As the moving surface moves past the scanner, objects move past the scanner as well. Typically, the location of the objects on the moving surface is well known. Similarly, the location of the target on an object is substantially the same for each object. In operation, it is desirable that the targets be aligned within the field of view as the objects move past the scanner. Thus, once the scanner is situated such that a first target is aligned within the field of view, the scanner can remain fixed and continue to scan subsequent targets accurately. Throughout the process of aligning the targets properly within the field of view, the scanner is in an alignment mode.
While the scanner is in alignment mode, data representing the location of the target within the field of view may be transmitted from the microprocessor via the serial output interface to a video display terminal. Thus, a user familiar with reading such data can adjust the scanner until the target is aligned properly within the field of view. Typically, it is desirable that the center of the target be aligned in the center of the field of view, although, particularly if the target is irregular in shape, the user may align any point on the target on any point within the field of view.
Similarly, data representing the field of view is stored within a memory buffer and may be transmitted from the microprocessor via the VIM interface to a video image monitor. In that case, the video image monitor displays a video image of the field of view. Thus, a user can then view the VIM to determine the location of the target within the field of view and adjust the scanner 100 until the target is aligned properly within the field of view.

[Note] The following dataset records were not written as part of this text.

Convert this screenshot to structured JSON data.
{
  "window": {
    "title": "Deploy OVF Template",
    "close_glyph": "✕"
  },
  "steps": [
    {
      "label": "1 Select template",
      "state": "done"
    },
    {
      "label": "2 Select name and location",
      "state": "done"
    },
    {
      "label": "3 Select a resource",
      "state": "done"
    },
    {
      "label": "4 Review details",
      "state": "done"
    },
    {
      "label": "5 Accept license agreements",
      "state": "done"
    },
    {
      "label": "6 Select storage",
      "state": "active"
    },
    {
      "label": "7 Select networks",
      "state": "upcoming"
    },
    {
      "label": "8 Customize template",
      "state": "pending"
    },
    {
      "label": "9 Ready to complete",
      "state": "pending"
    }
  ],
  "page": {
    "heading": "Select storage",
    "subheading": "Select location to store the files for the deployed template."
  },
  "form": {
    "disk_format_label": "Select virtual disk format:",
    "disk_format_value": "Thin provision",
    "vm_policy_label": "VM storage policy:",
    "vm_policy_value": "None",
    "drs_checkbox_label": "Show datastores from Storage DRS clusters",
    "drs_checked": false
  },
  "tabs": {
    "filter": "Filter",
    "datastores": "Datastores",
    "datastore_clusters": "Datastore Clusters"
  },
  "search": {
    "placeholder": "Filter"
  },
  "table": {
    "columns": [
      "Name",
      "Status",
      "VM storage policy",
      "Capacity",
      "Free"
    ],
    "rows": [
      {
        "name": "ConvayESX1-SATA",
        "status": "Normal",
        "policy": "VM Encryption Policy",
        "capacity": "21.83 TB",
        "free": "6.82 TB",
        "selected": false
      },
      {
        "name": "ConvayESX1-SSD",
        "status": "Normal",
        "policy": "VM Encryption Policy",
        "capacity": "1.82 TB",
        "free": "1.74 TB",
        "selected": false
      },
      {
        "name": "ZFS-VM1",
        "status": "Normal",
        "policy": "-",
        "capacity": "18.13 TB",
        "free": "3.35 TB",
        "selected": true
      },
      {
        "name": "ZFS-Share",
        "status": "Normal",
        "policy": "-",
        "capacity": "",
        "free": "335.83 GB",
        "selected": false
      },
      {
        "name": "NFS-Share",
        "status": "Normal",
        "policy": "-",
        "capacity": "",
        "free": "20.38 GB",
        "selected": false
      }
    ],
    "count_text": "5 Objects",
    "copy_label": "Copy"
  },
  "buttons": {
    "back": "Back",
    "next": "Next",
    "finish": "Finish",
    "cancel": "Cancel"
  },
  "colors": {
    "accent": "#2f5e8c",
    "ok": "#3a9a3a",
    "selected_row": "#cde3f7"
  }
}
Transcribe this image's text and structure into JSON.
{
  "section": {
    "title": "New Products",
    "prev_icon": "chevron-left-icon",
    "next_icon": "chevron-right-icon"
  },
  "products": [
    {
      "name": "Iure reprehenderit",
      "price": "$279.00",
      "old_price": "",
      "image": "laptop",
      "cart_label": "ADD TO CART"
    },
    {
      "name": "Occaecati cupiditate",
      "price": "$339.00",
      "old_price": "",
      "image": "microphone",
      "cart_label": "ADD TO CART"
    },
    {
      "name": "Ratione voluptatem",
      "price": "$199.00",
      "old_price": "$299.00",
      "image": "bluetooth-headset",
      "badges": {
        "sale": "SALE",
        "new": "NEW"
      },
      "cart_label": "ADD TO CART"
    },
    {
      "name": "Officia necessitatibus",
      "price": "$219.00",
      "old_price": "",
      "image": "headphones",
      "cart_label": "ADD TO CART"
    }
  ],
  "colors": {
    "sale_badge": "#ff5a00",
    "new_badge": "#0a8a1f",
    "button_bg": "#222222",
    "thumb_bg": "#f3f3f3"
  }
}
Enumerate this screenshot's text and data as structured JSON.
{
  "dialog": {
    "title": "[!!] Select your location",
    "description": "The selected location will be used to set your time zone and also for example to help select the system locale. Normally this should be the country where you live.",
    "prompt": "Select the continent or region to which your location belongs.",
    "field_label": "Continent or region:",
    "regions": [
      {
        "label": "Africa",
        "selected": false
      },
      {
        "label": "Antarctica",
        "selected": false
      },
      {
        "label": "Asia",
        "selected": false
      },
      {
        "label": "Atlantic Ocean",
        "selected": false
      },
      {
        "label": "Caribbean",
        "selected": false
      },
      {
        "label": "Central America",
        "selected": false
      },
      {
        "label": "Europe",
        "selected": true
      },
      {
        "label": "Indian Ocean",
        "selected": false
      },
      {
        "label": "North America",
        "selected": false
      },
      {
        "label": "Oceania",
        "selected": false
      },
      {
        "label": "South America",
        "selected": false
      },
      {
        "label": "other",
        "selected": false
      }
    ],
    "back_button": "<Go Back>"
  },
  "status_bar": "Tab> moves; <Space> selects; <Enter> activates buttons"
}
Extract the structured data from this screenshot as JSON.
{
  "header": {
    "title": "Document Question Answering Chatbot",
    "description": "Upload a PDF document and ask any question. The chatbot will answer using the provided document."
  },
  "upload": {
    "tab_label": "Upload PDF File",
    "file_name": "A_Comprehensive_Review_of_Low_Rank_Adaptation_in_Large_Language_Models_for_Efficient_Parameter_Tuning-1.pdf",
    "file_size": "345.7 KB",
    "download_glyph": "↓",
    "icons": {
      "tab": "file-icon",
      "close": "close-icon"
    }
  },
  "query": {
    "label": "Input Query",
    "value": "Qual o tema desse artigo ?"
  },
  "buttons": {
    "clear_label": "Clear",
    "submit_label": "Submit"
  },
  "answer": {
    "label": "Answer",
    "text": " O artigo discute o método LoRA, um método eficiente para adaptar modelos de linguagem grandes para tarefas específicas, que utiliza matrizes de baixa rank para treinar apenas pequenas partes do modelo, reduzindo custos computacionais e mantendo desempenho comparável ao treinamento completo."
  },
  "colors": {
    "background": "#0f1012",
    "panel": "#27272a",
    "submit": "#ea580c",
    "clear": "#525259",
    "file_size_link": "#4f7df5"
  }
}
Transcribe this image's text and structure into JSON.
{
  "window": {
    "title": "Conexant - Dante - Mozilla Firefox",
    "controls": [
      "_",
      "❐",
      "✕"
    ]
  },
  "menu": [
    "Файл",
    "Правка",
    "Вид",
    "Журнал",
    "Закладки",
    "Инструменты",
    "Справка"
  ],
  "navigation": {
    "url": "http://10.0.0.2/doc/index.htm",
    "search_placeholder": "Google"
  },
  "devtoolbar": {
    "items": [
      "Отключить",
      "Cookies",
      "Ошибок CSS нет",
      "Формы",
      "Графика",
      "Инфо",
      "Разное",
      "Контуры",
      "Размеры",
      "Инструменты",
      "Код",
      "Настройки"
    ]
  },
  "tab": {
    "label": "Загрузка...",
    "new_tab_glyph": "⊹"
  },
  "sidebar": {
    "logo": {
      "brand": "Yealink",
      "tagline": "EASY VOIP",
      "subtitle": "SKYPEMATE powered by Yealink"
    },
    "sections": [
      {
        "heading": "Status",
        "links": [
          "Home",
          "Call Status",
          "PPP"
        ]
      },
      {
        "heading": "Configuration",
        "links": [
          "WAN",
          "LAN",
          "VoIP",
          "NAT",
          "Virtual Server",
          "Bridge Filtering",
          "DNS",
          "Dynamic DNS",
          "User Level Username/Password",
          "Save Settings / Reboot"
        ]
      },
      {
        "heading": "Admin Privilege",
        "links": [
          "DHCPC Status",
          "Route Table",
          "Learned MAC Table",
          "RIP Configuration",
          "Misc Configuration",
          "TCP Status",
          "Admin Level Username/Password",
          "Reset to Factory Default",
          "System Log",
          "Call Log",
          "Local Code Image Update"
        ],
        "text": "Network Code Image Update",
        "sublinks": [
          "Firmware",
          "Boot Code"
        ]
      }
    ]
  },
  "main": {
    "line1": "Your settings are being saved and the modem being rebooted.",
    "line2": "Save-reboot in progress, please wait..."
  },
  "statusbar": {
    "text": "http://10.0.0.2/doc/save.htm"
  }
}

This approach has several known disadvantages. This approach requires additional circuitry in the scanner to interface with and control the display terminals. This approach requires an additional memory buffer within the scanner to store the video data before it is forwarded to the display terminal. This approach requires enough table space to accommodate the video terminal. This approach requires the user to look at the target and the display terminal. Thus, not only does this approach requires costly hardware (e.g., the display terminals and connections from the scanner thereto) and buffer memory, it also requires significant table space and is cumbersome to use.
Thus, there is a need in the art for a method and apparatus that reduce the hardware costs, memory, and complexity associated with aligning a target within an optical scanner's field of view.